1. NoSQL Databases:

a. Write a Python program that connects to a MongoDB database and inserts a new document into a collection named "students". The document should include fields such as "name", "age", and "grade". Print a success message after the insertion.

In [None]:
from pymongo import MongoClient

def insert_student(name, age, grade):
    # Connect to MongoDB
    client = MongoClient("mongodb://localhost:80180/")
    db = client["mydatabase"]
    collection = db["students"]

    # Create the student document
    student = {
        "name": name,
        "age": age,
        "grade": grade
    }

    # Insert the document into the collection
    collection.insert_one(student)

    # Print success message
    print("Student inserted successfully.")

# Usage example
insert_student("John Doe", 18, "A")


b. Implement a Python function that connects to a Cassandra database and inserts a new record into a table named "products". The record should contain fields like "id", "name", and "price". Handle any potential errors that may occur during the insertion.

In [None]:
from cassandra.cluster import Cluster
from cassandra.auth import PlainTextAuthProvider
from cassandra import ConsistencyLevel
from cassandra.query import SimpleStatement

def insert_product(id, name, price):
    # Connect to Cassandra
    cloud_config = {
        'secure_connect_bundle': '/path/to/secure-connect-database.zip'
    }
    auth_provider = PlainTextAuthProvider('username', 'password')
    cluster = Cluster(cloud=cloud_config, auth_provider=auth_provider)
    session = cluster.connect()

    # Create the product record
    product = {
        "id": id,
        "name": name,
        "price": price
    }

    # Prepare the INSERT statement
    insert_query = "INSERT INTO products (id, name, price) VALUES (?, ?, ?)"
    insert_statement = SimpleStatement(insert_query, consistency_level=ConsistencyLevel.QUORUM)

    try:
        # Execute the INSERT statement
        session.execute(insert_statement, (id, name, price))
        print("Product inserted successfully.")
    except Exception as e:
        print("Error inserting product:", str(e))

    # Close the connection
    session.shutdown()
    cluster.shutdown()


insert_product(1, "Example Product", 9.99)


In [None]:
2. Document-oriented NoSQL Databases:

In [None]:
   a. Given a MongoDB collection named "books", write a Python function that fetches all the books published in the last year and prints their titles and authors.


In [None]:
from pymongo import MongoClient
from datetime import datetime, timedelta

def fetch_recent_books():
    # Connect to MongoDB
    client = MongoClient("mongodb://localhost:27017/")
    db = client["mydatabase"]
    collection = db["books"]

    # Calculate the date one year ago
    one_year_ago = datetime.now() - timedelta(days=365)

    # Construct the query to fetch recent books
    query = {"publication_date": {"$gte": one_year_ago}}

    # Fetch the recent books from the collection
    recent_books = collection.find(query)
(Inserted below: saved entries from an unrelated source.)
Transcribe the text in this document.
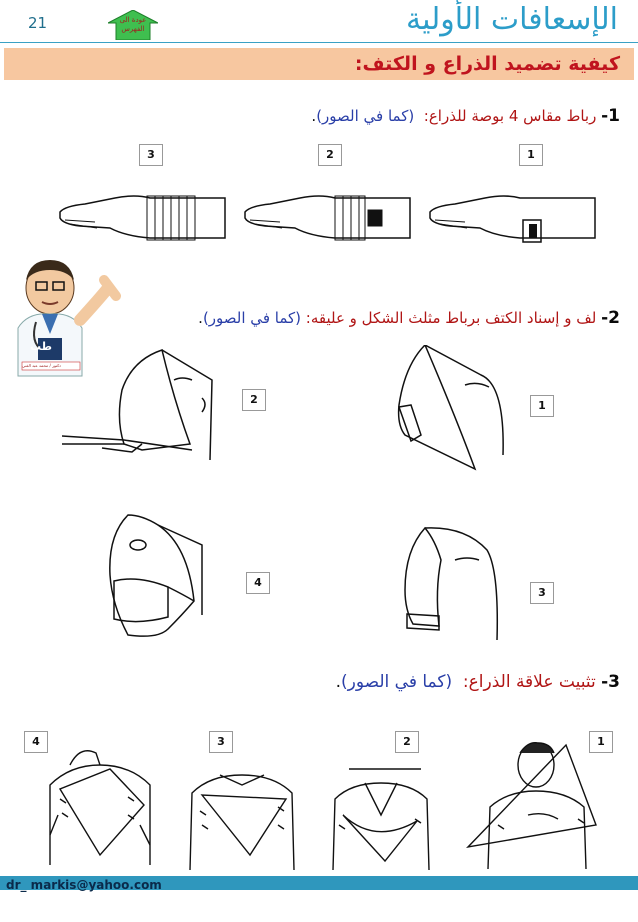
21	عودة الى
الفهرس	الإسعافات الأولية
كيفية تضميد الذراع و الكتف:
1- رباط مقاس 4 بوصة للذراع:  (كما في الصور).
1
2
3
طب
دكتور / محمد عبد الغني
2- لف و إسناد الكتف برباط مثلث الشكل و عليقه: (كما في الصور).
2	1
3
4
3- تثبيت علاقة الذراع:  (كما في الصور).
4	3	2	1
dr_ markis@yahoo.com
    # Print the titles and authors of the recent books
    for book in recent_books:
        print("Title:", book["title"])
        print("Author:", book["author"])
        print()

fetch_recent_books()


b. Design a schema for a document-oriented NoSQL database to store customer information for an e-commerce platform. Write a Python program to insert a new customer document into the database and handle any necessary validations.

In [None]:
from pymongo import MongoClient

def insert_customer(customer):
    # Connect to MongoDB
    client = MongoClient("mongodb://localhost:27017/")
    db = client["mydatabase"]
    collection = db["customers"]

    # Insert the customer document into the collection
    collection.insert_one(customer)

    # Print success message
    print("Customer inserted successfully.")

# Usage example
customer = {
    "name": "John Doe",
    "email": "johndoe@example.com",
    "address": {
        "street": "123 Main St",
        "city": "New York",
        "state": "NY",
        "postal_code": "10001",
        "country": "USA"
    }
}
insert_customer(customer)


In [None]:
3. High Availability and Fault Tolerance:


a. Explain the concept of replica sets in MongoDB. Write a Python program that connects to a MongoDB replica set and retrieves the status of the primary and secondary nodes.

Ans - Replica sets in MongoDB provide several benefits:

High Availability: If the primary node fails, one of the secondary nodes is automatically elected as the new primary. This ensures that the system remains available even in the event of a node failure.

Data Redundancy: MongoDB replicates data across multiple nodes, providing data redundancy. If a secondary node fails, another secondary can step in and continue replicating the data.

Automatic Failover: Replica sets enable automatic failover, where the replica set members can detect if the primary node becomes unavailable and elect a new primary automatically. This ensures minimal downtime and reduces the need for manual intervention.

Read Scalability: Clients can read from secondary nodes in a replica set, distributing read operations across multiple nodes and improving read scalability.



In [None]:
from pymongo import MongoClient

def check_replica_set_status():
    # Connect to MongoDB replica set
    client = MongoClient("mongodb://localhost:27017/")
    db = client["admin"]

    # Get the replica set status
    status = db.command("replSetGetStatus")

    # Print the status of each member
    for member in status["members"]:
        print("Member ID:", member["_id"])
        print("State:", member["stateStr"])
        print()

    # Close the connection
    client.close()

# Usage example
check_replica_set_status()


b. Describe how Cassandra ensures high availability and fault tolerance in a distributed database system. Write a Python program that connects to a Cassandra cluster and fetches the status of the nodes.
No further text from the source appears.